The study – being conducted in four areas of the country with higher rates of opioid fatalities (Kentucky, Ohio, New York and Massachusetts) – is testing the impact of an integrated set of evidence-based practices across health care, behavioral health, justice, and other community-based settings. It is also looking at the effectiveness of coordinated systems of care designed to increase the number of individuals receiving medication to treat OUD, increase the distribution of Naloxone, and reduce high-risk opioid prescribing.
Collins stated that more than 400 pain and addiction experts gathered in January to collaborate on this project. “We now have a community – a HEAL community – that is invested in finding solutions,” he said. “All of these developments do give me hope,”
Asked about the state of the opioid crisis, Volkow said we must keep an eye on the trends. Having progressed from prescription opioids to heroin to fentanyl, the country is now experiencing an alarming increase in psycho-stimulant drugs such as meth and cocaine – along with poly-use of drugs.
Unlike opioids, there are no medications for meth addiction or overdose, she said. “So, it becomes more challenging,” and is a major priority to solve and address.
Volkow said there are some “exciting” initiatives underway:
- Biologics – Vaccines are currently in clinical trials for meth and heroin addiction.
- Neuromodulation – Data on this targeted delivery of stimulus to treat pain non-medically is “quite positive.”
- HEAL – The program has been able to bring together players who have not previously collaborated to maximize integrated efforts.
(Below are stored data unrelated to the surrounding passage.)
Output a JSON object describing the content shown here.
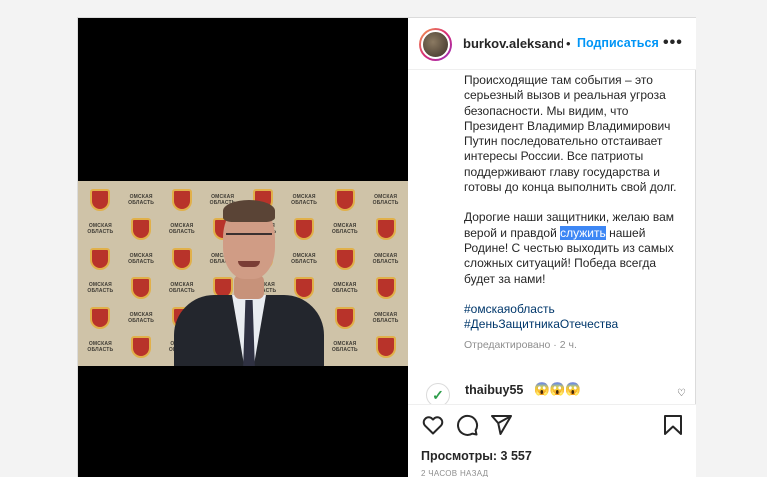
{
  "post": {
    "username": "burkov.aleksandr.le",
    "separator": "•",
    "follow_label": "Подписаться",
    "more_label": "•••",
    "caption": {
      "p1": "Происходящие там события – это серьезный вызов и реальная угроза безопасности. Мы видим, что Президент Владимир Владимирович Путин последовательно отстаивает интересы России. Все патриоты поддерживают главу государства и готовы до конца выполнить свой долг.",
      "p2_before": "Дорогие наши защитники, желаю вам верой и правдой ",
      "p2_highlight": "служить",
      "p2_after": " нашей Родине! С честью выходить из самых сложных ситуаций! Победа всегда будет за нами!",
      "tags": [
        "#омскаяобласть",
        "#ДеньЗащитникаОтечества"
      ],
      "edited": "Отредактировано · 2 ч."
    },
    "comment": {
      "avatar_icon": "✓",
      "user": "thaibuy55",
      "text": "😱😱😱",
      "like_icon": "♡"
    },
    "views": "Просмотры: 3 557",
    "time": "2 ЧАСОВ НАЗАД"
  },
  "video": {
    "backdrop_text": "ОМСКАЯ ОБЛАСТЬ"
  }
}
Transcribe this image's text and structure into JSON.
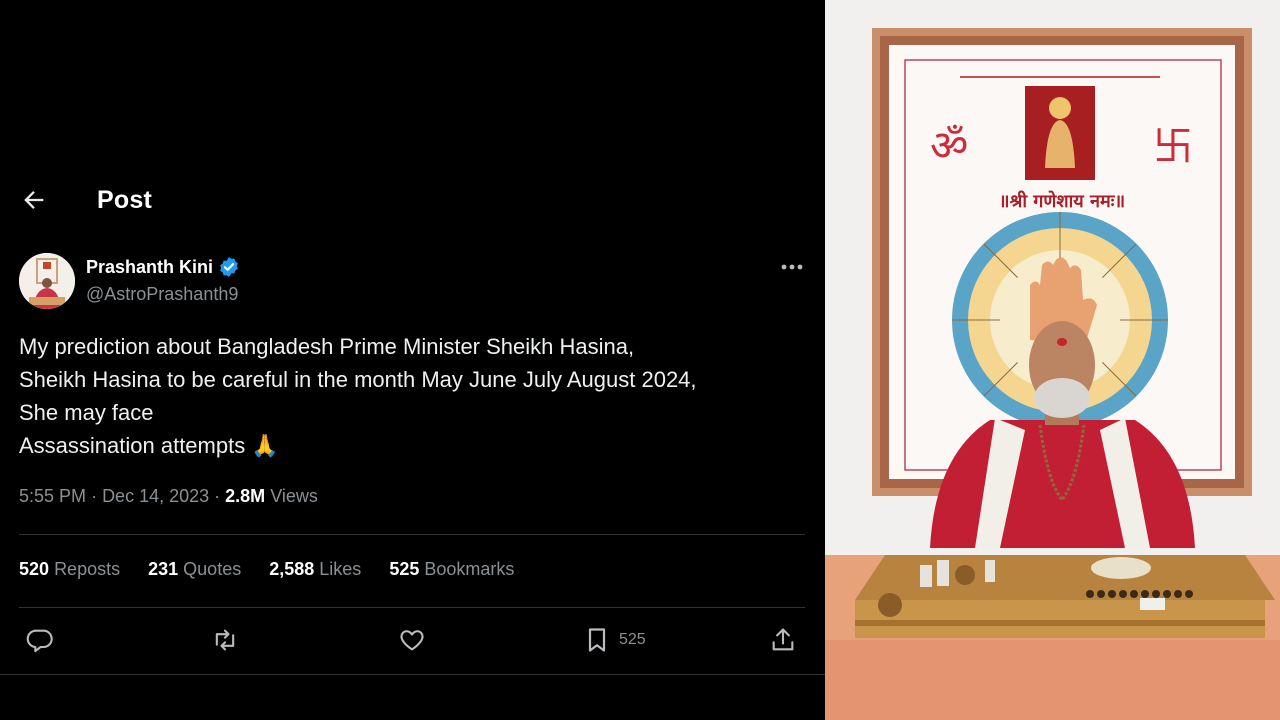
{
  "header": {
    "title": "Post"
  },
  "author": {
    "name": "Prashanth Kini",
    "handle": "@AstroPrashanth9"
  },
  "tweet": {
    "lines": [
      "My prediction about Bangladesh Prime Minister Sheikh Hasina,",
      "Sheikh Hasina to be careful in the month May June July August 2024,",
      "She may face",
      "Assassination attempts 🙏"
    ],
    "time": "5:55 PM",
    "date": "Dec 14, 2023",
    "views_count": "2.8M",
    "views_label": "Views"
  },
  "stats": {
    "reposts": {
      "count": "520",
      "label": "Reposts"
    },
    "quotes": {
      "count": "231",
      "label": "Quotes"
    },
    "likes": {
      "count": "2,588",
      "label": "Likes"
    },
    "bookmarks": {
      "count": "525",
      "label": "Bookmarks"
    }
  },
  "actions": {
    "bookmark_count": "525"
  },
  "photo": {
    "banner_text": "॥श्री गणेशाय नमः॥",
    "om_symbol": "ॐ",
    "swastika_symbol": "卐"
  },
  "colors": {
    "background": "#000000",
    "text": "#e7e9ea",
    "secondary": "#71767b",
    "verified": "#1d9bf0",
    "divider": "#2f3336"
  }
}
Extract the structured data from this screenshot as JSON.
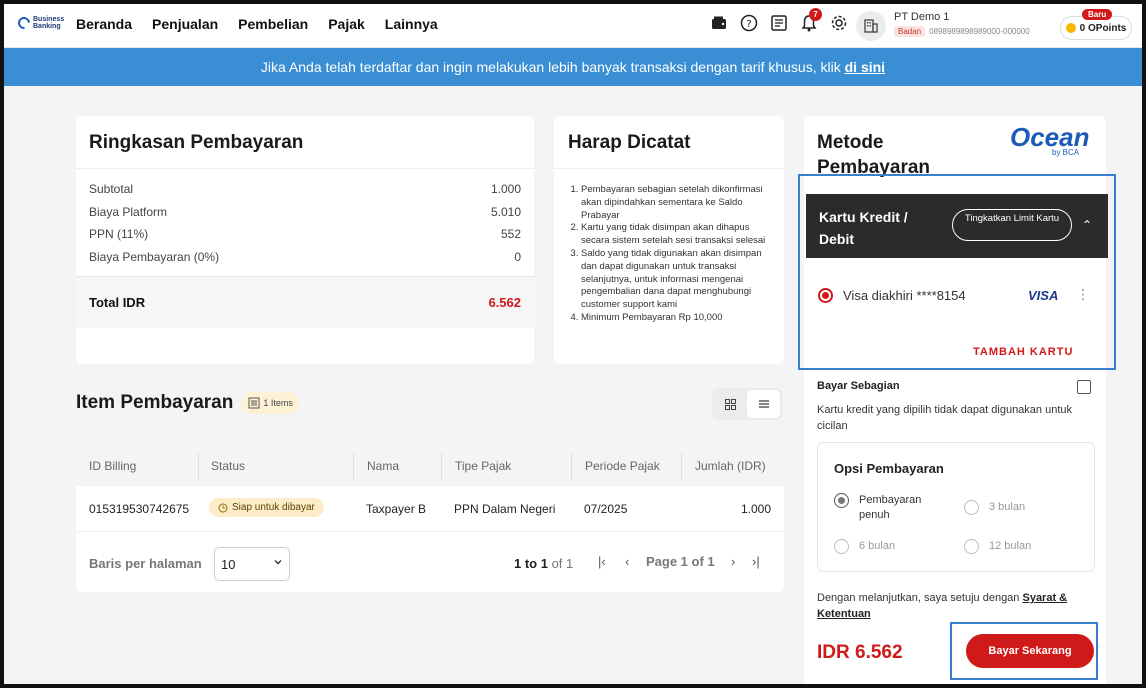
{
  "brand": {
    "logo_text": "Business Banking"
  },
  "nav": {
    "items": [
      {
        "label": "Beranda"
      },
      {
        "label": "Penjualan"
      },
      {
        "label": "Pembelian"
      },
      {
        "label": "Pajak"
      },
      {
        "label": "Lainnya"
      }
    ]
  },
  "header": {
    "notification_count": "7",
    "company_name": "PT Demo 1",
    "company_type": "Badan",
    "company_id": "0898989898989000-000000",
    "points_label": "0 OPoints",
    "new_badge": "Baru"
  },
  "banner": {
    "text": "Jika Anda telah terdaftar dan ingin melakukan lebih banyak transaksi dengan tarif khusus, klik ",
    "link": "di sini"
  },
  "summary": {
    "title": "Ringkasan Pembayaran",
    "rows": [
      {
        "label": "Subtotal",
        "value": "1.000"
      },
      {
        "label": "Biaya Platform",
        "value": "5.010"
      },
      {
        "label": "PPN (11%)",
        "value": "552"
      },
      {
        "label": "Biaya Pembayaran (0%)",
        "value": "0"
      }
    ],
    "total_label": "Total IDR",
    "total_value": "6.562"
  },
  "notes": {
    "title": "Harap Dicatat",
    "items": [
      "Pembayaran sebagian setelah dikonfirmasi akan dipindahkan sementara ke Saldo Prabayar",
      "Kartu yang tidak disimpan akan dihapus secara sistem setelah sesi transaksi selesai",
      "Saldo yang tidak digunakan akan disimpan dan dapat digunakan untuk transaksi selanjutnya, untuk informasi mengenai pengembalian dana dapat menghubungi customer support kami",
      "Minimum Pembayaran Rp 10,000"
    ]
  },
  "items": {
    "title": "Item Pembayaran",
    "count_badge": "1 Items",
    "columns": [
      "ID Billing",
      "Status",
      "Nama",
      "Tipe Pajak",
      "Periode Pajak",
      "Jumlah (IDR)"
    ],
    "rows": [
      {
        "id": "015319530742675",
        "status": "Siap untuk dibayar",
        "name": "Taxpayer B",
        "type": "PPN Dalam Negeri",
        "period": "07/2025",
        "amount": "1.000"
      }
    ],
    "pager": {
      "rows_label": "Baris per halaman",
      "rows_value": "10",
      "range_a": "1 to ",
      "range_b": "1",
      "range_c": " of 1",
      "page_label": "Page 1 of 1"
    }
  },
  "method": {
    "title": "Metode Pembayaran",
    "ocean_logo": "Ocean",
    "ocean_sub": "by BCA",
    "card_section": "Kartu Kredit / Debit",
    "upgrade_label": "Tingkatkan Limit Kartu",
    "card_label": "Visa diakhiri ****8154",
    "card_brand": "VISA",
    "add_card": "TAMBAH KARTU",
    "partial_label": "Bayar Sebagian",
    "partial_note": "Kartu kredit yang dipilih tidak dapat digunakan untuk cicilan",
    "options_title": "Opsi Pembayaran",
    "options": [
      {
        "label": "Pembayaran penuh"
      },
      {
        "label": "3 bulan"
      },
      {
        "label": "6 bulan"
      },
      {
        "label": "12 bulan"
      }
    ],
    "agree_text": "Dengan melanjutkan, saya setuju dengan ",
    "agree_link": "Syarat & Ketentuan",
    "amount": "IDR 6.562",
    "pay_label": "Bayar Sekarang"
  },
  "colors": {
    "accent": "#d01919",
    "banner": "#3a8fd4",
    "highlight": "#3b7ed0"
  }
}
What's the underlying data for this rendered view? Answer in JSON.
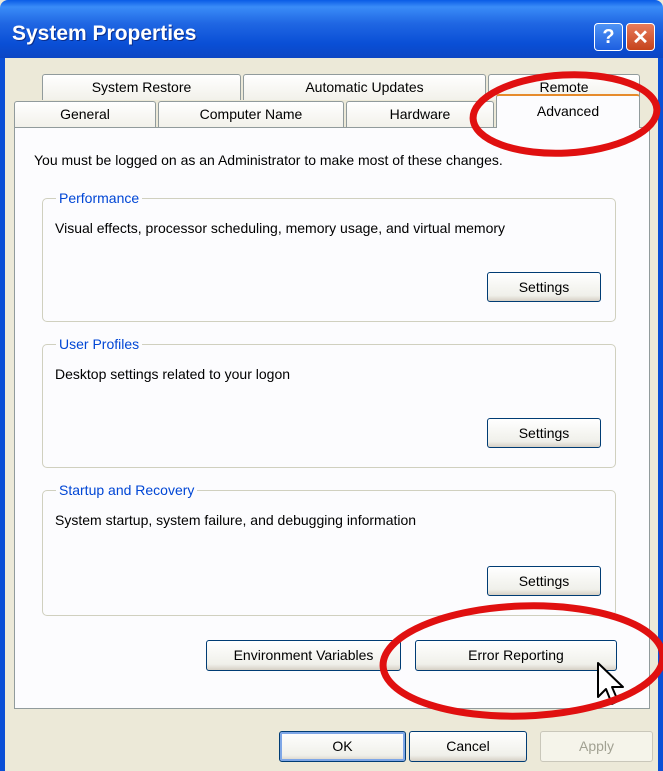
{
  "window": {
    "title": "System Properties",
    "help_label": "?",
    "close_label": "✕"
  },
  "tabs": {
    "row1": [
      "System Restore",
      "Automatic Updates",
      "Remote"
    ],
    "row2": [
      "General",
      "Computer Name",
      "Hardware",
      "Advanced"
    ],
    "active": "Advanced"
  },
  "info_text": "You must be logged on as an Administrator to make most of these changes.",
  "groups": [
    {
      "label": "Performance",
      "description": "Visual effects, processor scheduling, memory usage, and virtual memory",
      "button": "Settings"
    },
    {
      "label": "User Profiles",
      "description": "Desktop settings related to your logon",
      "button": "Settings"
    },
    {
      "label": "Startup and Recovery",
      "description": "System startup, system failure, and debugging information",
      "button": "Settings"
    }
  ],
  "buttons": {
    "environment_variables": "Environment Variables",
    "error_reporting": "Error Reporting",
    "ok": "OK",
    "cancel": "Cancel",
    "apply": "Apply"
  },
  "colors": {
    "title_bar": "#0a4fd6",
    "annotation": "#e01010",
    "group_label": "#0046d5",
    "active_tab_accent": "#e68b2c"
  },
  "icons": {
    "help": "help-icon",
    "close": "close-icon",
    "cursor": "mouse-pointer-icon"
  }
}
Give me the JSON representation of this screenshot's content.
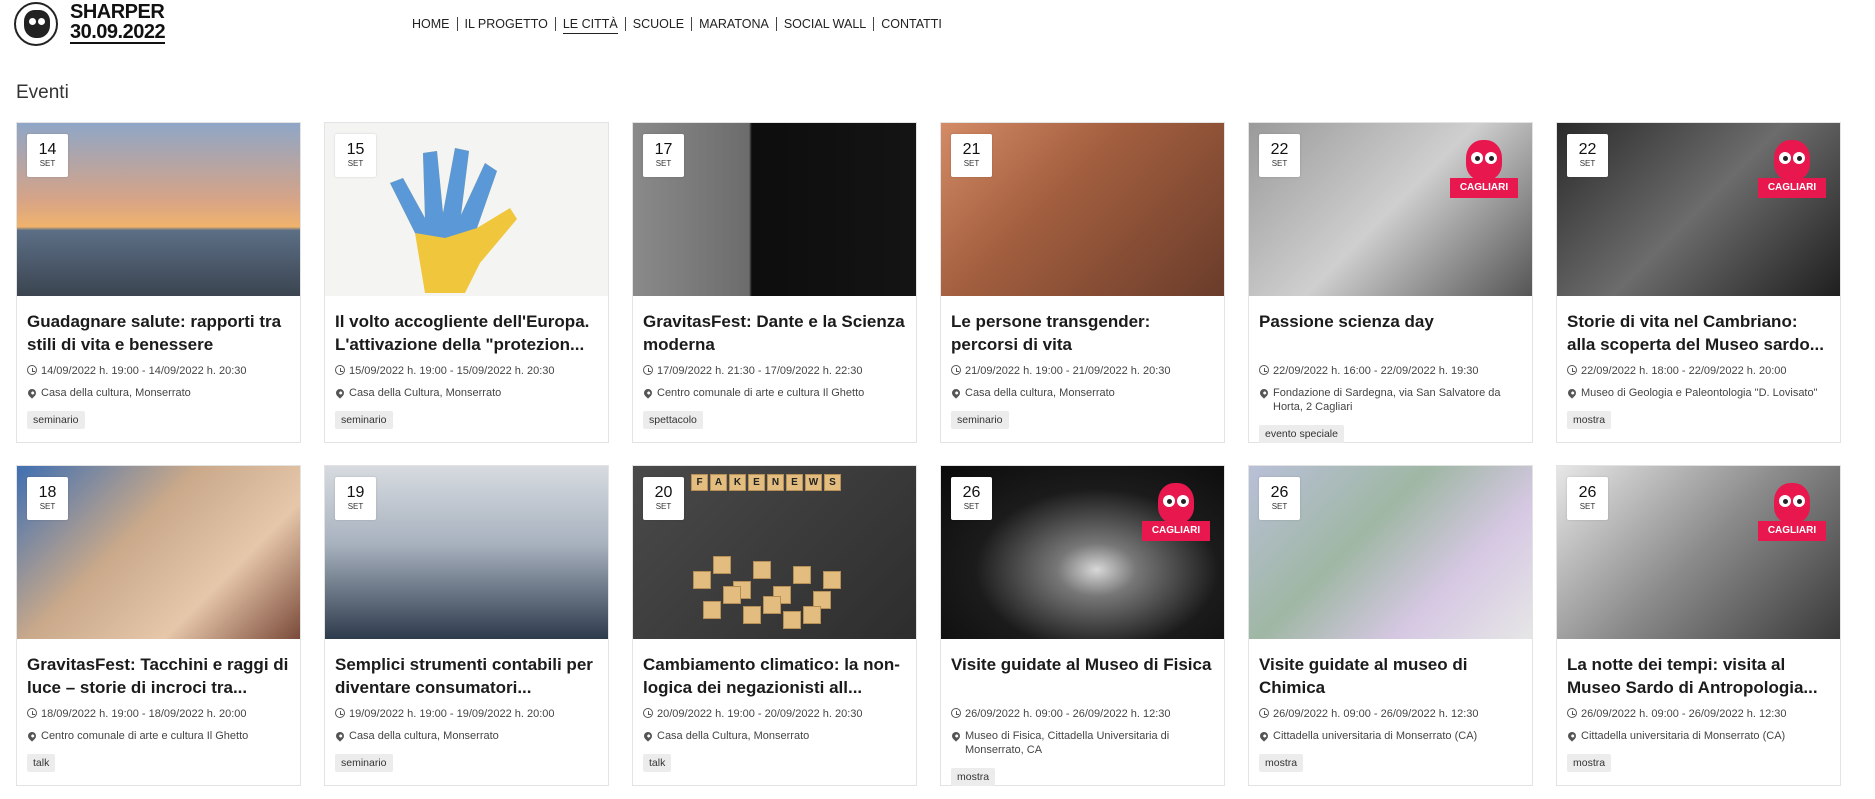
{
  "logo": {
    "line1": "SHARPER",
    "line2": "30.09.2022"
  },
  "nav": [
    {
      "label": "HOME",
      "active": false
    },
    {
      "label": "IL PROGETTO",
      "active": false
    },
    {
      "label": "LE CITTÀ",
      "active": true
    },
    {
      "label": "SCUOLE",
      "active": false
    },
    {
      "label": "MARATONA",
      "active": false
    },
    {
      "label": "SOCIAL WALL",
      "active": false
    },
    {
      "label": "CONTATTI",
      "active": false
    }
  ],
  "section_title": "Eventi",
  "brand_label": "CAGLIARI",
  "events": [
    {
      "day": "14",
      "month": "SET",
      "title": "Guadagnare salute: rapporti tra stili di vita e benessere",
      "time": "14/09/2022 h. 19:00 - 14/09/2022 h. 20:30",
      "place": "Casa della cultura, Monserrato",
      "tag": "seminario",
      "brand": false
    },
    {
      "day": "15",
      "month": "SET",
      "title": "Il volto accogliente dell'Europa. L'attivazione della \"protezion...",
      "time": "15/09/2022 h. 19:00 - 15/09/2022 h. 20:30",
      "place": "Casa della Cultura, Monserrato",
      "tag": "seminario",
      "brand": false
    },
    {
      "day": "17",
      "month": "SET",
      "title": "GravitasFest: Dante e la Scienza moderna",
      "time": "17/09/2022 h. 21:30 - 17/09/2022 h. 22:30",
      "place": "Centro comunale di arte e cultura Il Ghetto",
      "tag": "spettacolo",
      "brand": false
    },
    {
      "day": "21",
      "month": "SET",
      "title": "Le persone transgender: percorsi di vita",
      "time": "21/09/2022 h. 19:00 - 21/09/2022 h. 20:30",
      "place": "Casa della cultura, Monserrato",
      "tag": "seminario",
      "brand": false
    },
    {
      "day": "22",
      "month": "SET",
      "title": "Passione scienza day",
      "time": "22/09/2022 h. 16:00 - 22/09/2022 h. 19:30",
      "place": "Fondazione di Sardegna, via San Salvatore da Horta, 2 Cagliari",
      "tag": "evento speciale",
      "brand": true
    },
    {
      "day": "22",
      "month": "SET",
      "title": "Storie di vita nel Cambriano: alla scoperta del Museo sardo...",
      "time": "22/09/2022 h. 18:00 - 22/09/2022 h. 20:00",
      "place": "Museo di Geologia e Paleontologia \"D. Lovisato\"",
      "tag": "mostra",
      "brand": true
    },
    {
      "day": "18",
      "month": "SET",
      "title": "GravitasFest: Tacchini e raggi di luce – storie di incroci tra...",
      "time": "18/09/2022 h. 19:00 - 18/09/2022 h. 20:00",
      "place": "Centro comunale di arte e cultura Il Ghetto",
      "tag": "talk",
      "brand": false
    },
    {
      "day": "19",
      "month": "SET",
      "title": "Semplici strumenti contabili per diventare consumatori...",
      "time": "19/09/2022 h. 19:00 - 19/09/2022 h. 20:00",
      "place": "Casa della cultura, Monserrato",
      "tag": "seminario",
      "brand": false
    },
    {
      "day": "20",
      "month": "SET",
      "title": "Cambiamento climatico: la non-logica dei negazionisti all...",
      "time": "20/09/2022 h. 19:00 - 20/09/2022 h. 20:30",
      "place": "Casa della Cultura, Monserrato",
      "tag": "talk",
      "brand": false
    },
    {
      "day": "26",
      "month": "SET",
      "title": "Visite guidate al Museo di Fisica",
      "time": "26/09/2022 h. 09:00 - 26/09/2022 h. 12:30",
      "place": "Museo di Fisica, Cittadella Universitaria di Monserrato, CA",
      "tag": "mostra",
      "brand": true
    },
    {
      "day": "26",
      "month": "SET",
      "title": "Visite guidate al museo di Chimica",
      "time": "26/09/2022 h. 09:00 - 26/09/2022 h. 12:30",
      "place": "Cittadella universitaria di Monserrato (CA)",
      "tag": "mostra",
      "brand": false
    },
    {
      "day": "26",
      "month": "SET",
      "title": "La notte dei tempi: visita al Museo Sardo di Antropologia...",
      "time": "26/09/2022 h. 09:00 - 26/09/2022 h. 12:30",
      "place": "Cittadella universitaria di Monserrato (CA)",
      "tag": "mostra",
      "brand": true
    }
  ],
  "fake_news_letters": [
    "F",
    "A",
    "K",
    "E",
    "N",
    "E",
    "W",
    "S"
  ]
}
- Innovation – Through grants, look at opportunities to increase access to, and help people stay in, treatment.
Dealing with situations such as the COVID-19 pandemic increases anxiety and uncertainty among individuals with substance use disorders and makes them more vulnerable to adverse outcomes, Volkow stated. In addition, access to treatment becomes limited and social isolation lowers the chance that someone who overdoses will be given life-saving assistance.
An urgent need for the short-term is to continue efforts at removing the stigma surrounding substance use disorders, Volkow said.
Both Collins and Volkow stated medication-assisted treatment (MAT) was an important component of treatment for substance use disorders. It is equally important to provide long-term support, especially for those being released from incarceration.
“Community plays a critical role in helping people sustain their recovery,” Volkow said, but stressed prevention is also an important component.
“We have a mission that we can help other people,” Volkow said, noting social isolation and neglect only leads to increased drug use and relapse, “We have eroded that social sense of community,” she added. “We do need each other in very fundamental ways … for our well-being.”